Warm Homes Plan puts new energy upgrade pressure on landlords
The government’s new Warm Homes Plan, unveiled this week by Energy Secretary Ed Miliband, signals tougher expectations for landlords on energy efficiency, with future rules, grants and loans aimed at cutting tenant bills – but with costs and responsibility falling squarely on property owners.
The Warm Homes Plan is being positioned as a flagship Labour policy to tackle fuel poverty and decarbonise Britain’s ageing housing stock. For landlords, however, it reads as another clear signal that energy performance will move higher up the compliance agenda, regardless of how thin margins already are in parts of the buy-to-let market.
The government says it will “update protections for renters” while supporting landlords to make upgrades “in a fair way over several years”, claiming up to 500,000 families could be lifted out of fuel poverty by the end of the decade. What “fair” means in practice remains unclear.
Warm Homes Plan and landlord energy obligations
While detail is light, the direction of travel is not. Ministers have confirmed there will be new rules to ensure landlords invest in energy upgrades designed to reduce tenants’ bills.
Suggested improvements include solar panels, air and ground source heat pumps, insulation across walls, floors and roofs, draught proofing, smart heating controls and home battery systems. A £7,500 universal heat pump grant will remain, alongside a new offer for air-to-air heat pumps, which can also provide cooling in summer.
The plan also states bluntly that “if you rent a home, private or social, a landlord has a responsibility to ensure that it is safe, warm, and affordable”. For many landlords with older stock, particularly Victorian terraces or flats in converted buildings, this raises immediate questions about cost, disruption and practicality.
Crucially, the government has not yet explained whether tenants will be able to trigger upgrades themselves, or how disputes over access and disruption will be handled.
Grants, loans and what landlords still don’t know
Alongside grants, the government promises low and zero-interest loans for solar panels, batteries and heat pumps, available to “homeowners of all kinds”, including landlords. However, eligibility criteria, repayment terms and whether borrowing will be property-linked or personal remain undecided.
The Department for Energy Security and Net Zero says more detail will be published later this year following talks with lenders and consumer groups. Until then, landlords are being asked to plan around unknowns.
Miliband claims the scheme will deliver £15bn of public investment, support upgrades to five million homes and save households “hundreds of pounds a year” on energy bills.
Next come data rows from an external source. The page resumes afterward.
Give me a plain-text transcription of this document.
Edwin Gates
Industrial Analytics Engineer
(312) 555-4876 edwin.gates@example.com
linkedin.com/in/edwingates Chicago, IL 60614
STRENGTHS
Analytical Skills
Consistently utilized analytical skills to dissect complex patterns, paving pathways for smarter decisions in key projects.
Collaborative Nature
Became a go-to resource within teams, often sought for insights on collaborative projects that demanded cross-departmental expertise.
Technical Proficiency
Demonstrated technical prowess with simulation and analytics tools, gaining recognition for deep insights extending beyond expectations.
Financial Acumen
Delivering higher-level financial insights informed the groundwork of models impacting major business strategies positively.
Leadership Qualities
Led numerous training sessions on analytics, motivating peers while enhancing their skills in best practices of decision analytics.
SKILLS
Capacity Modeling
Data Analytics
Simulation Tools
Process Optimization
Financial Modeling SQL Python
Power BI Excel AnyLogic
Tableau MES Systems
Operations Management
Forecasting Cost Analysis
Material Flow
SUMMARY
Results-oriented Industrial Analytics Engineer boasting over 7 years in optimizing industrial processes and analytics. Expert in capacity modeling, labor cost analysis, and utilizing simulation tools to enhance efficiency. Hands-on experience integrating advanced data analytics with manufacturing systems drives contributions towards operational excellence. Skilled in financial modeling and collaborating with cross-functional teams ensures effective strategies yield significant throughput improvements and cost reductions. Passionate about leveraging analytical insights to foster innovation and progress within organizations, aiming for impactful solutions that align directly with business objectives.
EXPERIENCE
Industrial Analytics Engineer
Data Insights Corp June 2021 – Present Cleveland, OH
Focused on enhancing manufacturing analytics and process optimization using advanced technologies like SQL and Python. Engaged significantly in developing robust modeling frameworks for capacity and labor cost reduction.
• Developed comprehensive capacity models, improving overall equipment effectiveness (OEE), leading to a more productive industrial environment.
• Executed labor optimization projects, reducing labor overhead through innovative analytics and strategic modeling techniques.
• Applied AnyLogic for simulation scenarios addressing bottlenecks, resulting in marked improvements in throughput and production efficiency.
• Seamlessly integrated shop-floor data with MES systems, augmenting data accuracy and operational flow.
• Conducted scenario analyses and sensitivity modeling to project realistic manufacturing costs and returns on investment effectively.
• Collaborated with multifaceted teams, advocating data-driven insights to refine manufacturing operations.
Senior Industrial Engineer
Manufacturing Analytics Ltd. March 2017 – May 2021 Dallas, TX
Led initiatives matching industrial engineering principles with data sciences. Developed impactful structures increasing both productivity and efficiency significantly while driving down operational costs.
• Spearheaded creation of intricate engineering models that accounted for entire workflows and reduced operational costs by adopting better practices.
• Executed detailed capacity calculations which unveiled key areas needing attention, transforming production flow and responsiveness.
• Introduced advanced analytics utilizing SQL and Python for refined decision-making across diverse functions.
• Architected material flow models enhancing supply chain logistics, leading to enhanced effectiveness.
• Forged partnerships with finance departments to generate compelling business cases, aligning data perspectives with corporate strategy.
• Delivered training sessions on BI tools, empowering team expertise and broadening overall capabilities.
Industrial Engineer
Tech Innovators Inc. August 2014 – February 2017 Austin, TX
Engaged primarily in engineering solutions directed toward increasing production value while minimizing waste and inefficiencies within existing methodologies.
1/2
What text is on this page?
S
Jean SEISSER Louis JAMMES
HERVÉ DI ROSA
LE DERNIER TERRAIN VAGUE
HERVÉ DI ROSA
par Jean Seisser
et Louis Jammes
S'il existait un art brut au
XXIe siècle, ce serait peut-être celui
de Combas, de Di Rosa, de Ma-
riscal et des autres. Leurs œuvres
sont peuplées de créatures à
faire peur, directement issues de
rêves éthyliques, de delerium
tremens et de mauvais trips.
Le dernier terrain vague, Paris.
That saving may be welcome for tenants, but landlords will be watching closely to see whether rents, tax treatment or grants genuinely offset capital outlay.
Local authorities and metro mayors will be responsible for delivery, raising the prospect of uneven rollout across regions.
Property industry reaction and retrofit reality
Professional bodies have broadly welcomed the ambition, while flagging practical risks. Royal Institution of Chartered Surveyors president Nick Maclean said the plan was a “critical step” but stressed that ambition at scale depends on quality, competence and whole-house solutions, not piecemeal fixes.
Meanwhile, The Property Institute warned that leasehold flats could be left behind. Chief executive Andrew Bulmer highlighted that 3.5 million homes in England are leasehold flats, many of which cannot be retrofitted in isolation without agreement from freeholders and other leaseholders.
For landlords owning flats in complex blocks, this could mean being legally responsible for meeting standards they cannot practically control – a familiar concern after previous energy and safety reforms.
Opinion
Few landlords dispute the case for warmer, more efficient homes. Lower bills help tenants and, in theory, make properties more lettable. But without clarity on funding, enforcement and responsibility, the Warm Homes Plan risks becoming another well-meaning policy where landlords shoulder the cost while control sits elsewhere. The next few months will matter – especially for investors deciding whether to retrofit, refinance, or exit altogether.